Interleague is almost over. Now what for Thome?

Veteran admits pinch hitting is a no easy task

It's an issue that's staring the Phillies in the face.

What will be Jim Thome's role when Interleague play, along with the freedom to have him be the designated hitter, disappears today?

It's always easier to put off the inevitable, especially when things are going so well now.

During the last seven Interleague games the Phillies have played against the Orioles, Twins and Blue Jays, Thome, 41, hit .407 (11-for-27) with three home runs, two doubles, 13 RBIs and four walks. He posted in a .815 slugging percentage and a .500 on-base percentage.

He drove in at least one run in a season-high six consecutive games (June 6-14) and has six hits in his last nine at-bats with runners in scoring position (.667 BA, a double and 10 RBIs).

Anybody who said Thome was washed up was wrong. Clearly, the guy can still hit.

But he likely can't play in the field because of his chronic lower back problems, which only raises red flags because the number of at-bats he'll get will drastically be reduced once Interleague play ends.

"The bending over. The taking ground balls. That was obviously the biggest challenge that I had," Thome said after being activated from the disabled list, where he was from April 29 to June 6.

Consider this fact: From April 5 to June 7,the Phillies played 59 games. Thome appeared in only 14, four of which he started. During that stretch, he had fewer at-bats (20) than he did during the last six Interleague games, all of which he started (27).

And it's hard to argue that there's not a direct correlation between the regularity of which he's been getting at-bats and the success he's having.

Thome, who ranks eighth on the all-time home runs list with 607, hit only .100 (2-for-20) with no extra-base hits and no RBIs before going on the DL. That's quite the contrast from what he's done in his last seven games, all of which he was the Phillies starting DH.

That's all going to end soon, and Thome knows there's nothing easy about going back to being strictly a pinch hitter.

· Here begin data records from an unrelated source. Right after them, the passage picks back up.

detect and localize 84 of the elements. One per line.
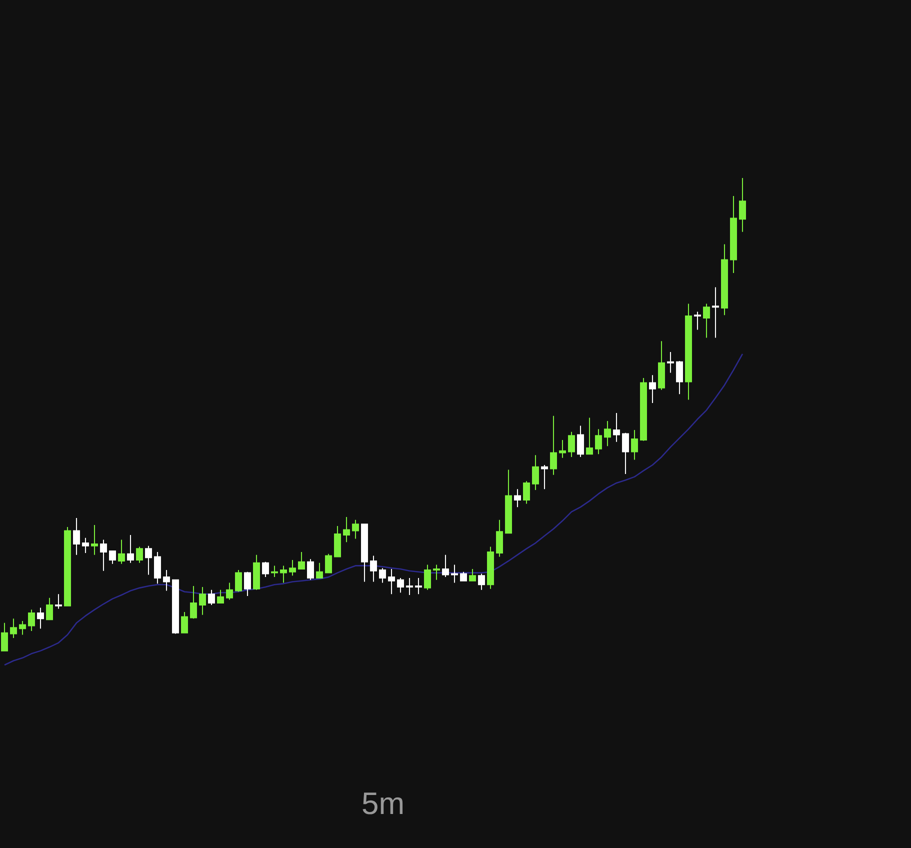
candlestick	[10, 618, 17, 639]
candlestick	[505, 469, 512, 534]
candlestick	[712, 286, 719, 338]
candlestick	[64, 526, 71, 606]
candlestick	[541, 464, 548, 490]
candlestick	[433, 564, 440, 580]
candlestick	[532, 454, 539, 491]
candlestick	[1, 622, 8, 652]
candlestick	[658, 340, 665, 390]
candlestick	[361, 524, 368, 582]
candlestick	[37, 607, 44, 630]
candlestick	[253, 554, 260, 590]
candlestick	[316, 562, 323, 578]
candlestick	[613, 412, 620, 442]
candlestick	[721, 244, 728, 316]
candlestick	[496, 519, 503, 558]
candlestick	[703, 303, 710, 338]
text: 5m	[361, 786, 405, 821]
candlestick	[523, 480, 530, 504]
candlestick	[622, 432, 629, 474]
candlestick	[307, 558, 314, 580]
candlestick	[118, 539, 125, 564]
candlestick	[334, 525, 341, 558]
candlestick	[667, 351, 674, 374]
candlestick	[19, 620, 26, 636]
candlestick	[91, 524, 98, 556]
candlestick	[82, 537, 89, 554]
candlestick	[181, 612, 188, 634]
candlestick	[370, 555, 377, 582]
candlestick	[343, 516, 350, 543]
candlestick	[163, 569, 170, 592]
candlestick	[226, 582, 233, 600]
candlestick	[208, 589, 215, 606]
candlestick	[388, 568, 395, 595]
candlestick	[199, 586, 206, 616]
candlestick	[559, 439, 566, 458]
candlestick	[73, 517, 80, 556]
candlestick	[46, 597, 53, 620]
candlestick	[172, 579, 179, 634]
candlestick	[478, 573, 485, 590]
candlestick	[127, 534, 134, 564]
candlestick	[514, 488, 521, 508]
candlestick	[469, 568, 476, 582]
candlestick	[100, 539, 107, 572]
candlestick	[676, 360, 683, 395]
candlestick	[568, 431, 575, 458]
candlestick	[406, 578, 413, 596]
candlestick	[685, 303, 692, 400]
candlestick	[109, 550, 116, 564]
candlestick	[595, 428, 602, 455]
candlestick	[550, 415, 557, 476]
candlestick	[154, 551, 161, 584]
candlestick	[487, 546, 494, 590]
candlestick	[640, 378, 647, 442]
candlestick	[379, 568, 386, 584]
candlestick	[631, 430, 638, 460]
candlestick	[649, 374, 656, 404]
candlestick	[145, 545, 152, 576]
candlestick	[442, 554, 449, 578]
candlestick	[289, 560, 296, 576]
candlestick	[55, 594, 62, 610]
candlestick	[136, 546, 143, 564]
candlestick	[217, 589, 224, 604]
candlestick	[28, 609, 35, 632]
candlestick	[325, 553, 332, 574]
candlestick	[424, 564, 431, 590]
candlestick	[262, 561, 269, 578]
candlestick	[451, 564, 458, 584]
candlestick	[280, 565, 287, 584]
candlestick	[235, 569, 242, 592]
candlestick	[397, 578, 404, 594]
candlestick	[730, 195, 737, 274]
candlestick	[577, 425, 584, 458]
candlestick	[271, 565, 278, 578]
candlestick	[739, 178, 746, 232]
candlestick	[415, 578, 422, 595]
candlestick	[352, 519, 359, 540]
candlestick	[244, 571, 251, 596]
candlestick	[604, 420, 611, 447]
candlestick	[190, 586, 197, 620]
candlestick	[298, 551, 305, 570]
candlestick	[586, 417, 593, 455]
candlestick	[460, 571, 467, 582]
candlestick	[694, 311, 701, 330]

"Let's face it: You really tip your hat to guys who can pinch hit full time," Thome admitted. "I don't want to sit here and say yes [I can be good at it] because [the] bottom line is pinch hitting is a job you have to put a lot of time into. I think the key is to continue to work and do everything you can before BP and during the game to put yourself in a good position during the game."

Manager Charlie Manuel said Thome will take extra batting practice off of pitchers who throw hard and ones who throw a lot of breaking balls. If a pitcher is scheduled to throw on the side, he might just pitch to Thome instead.

Thome, who needs one more home run to become the fourth player in MLB history to hit 100 home runs with four different teams (Alex Rodriguez, Darrell Evans, Reggie Jackson), is also expected to hit off a machine in the cage and push the speed to between 90 and 100 mph.

Even general managerRuben Amaro Jr.isn't so sure how effective Thome will be if he's "going to be limited to" being just a pinch hitter.

"I don't know," Amaro admitted. "That's a good question. We'll find out."

There's another disconcerting issue with Thome not being able to play in the field: It puts pretty drastic restrictions on the moves Manuel can make and the flexibility that comes with those moves.

Manuel is insistent he can make it work.

"That hurts some, yeah," he said. "But we've had that guy for about two or three years."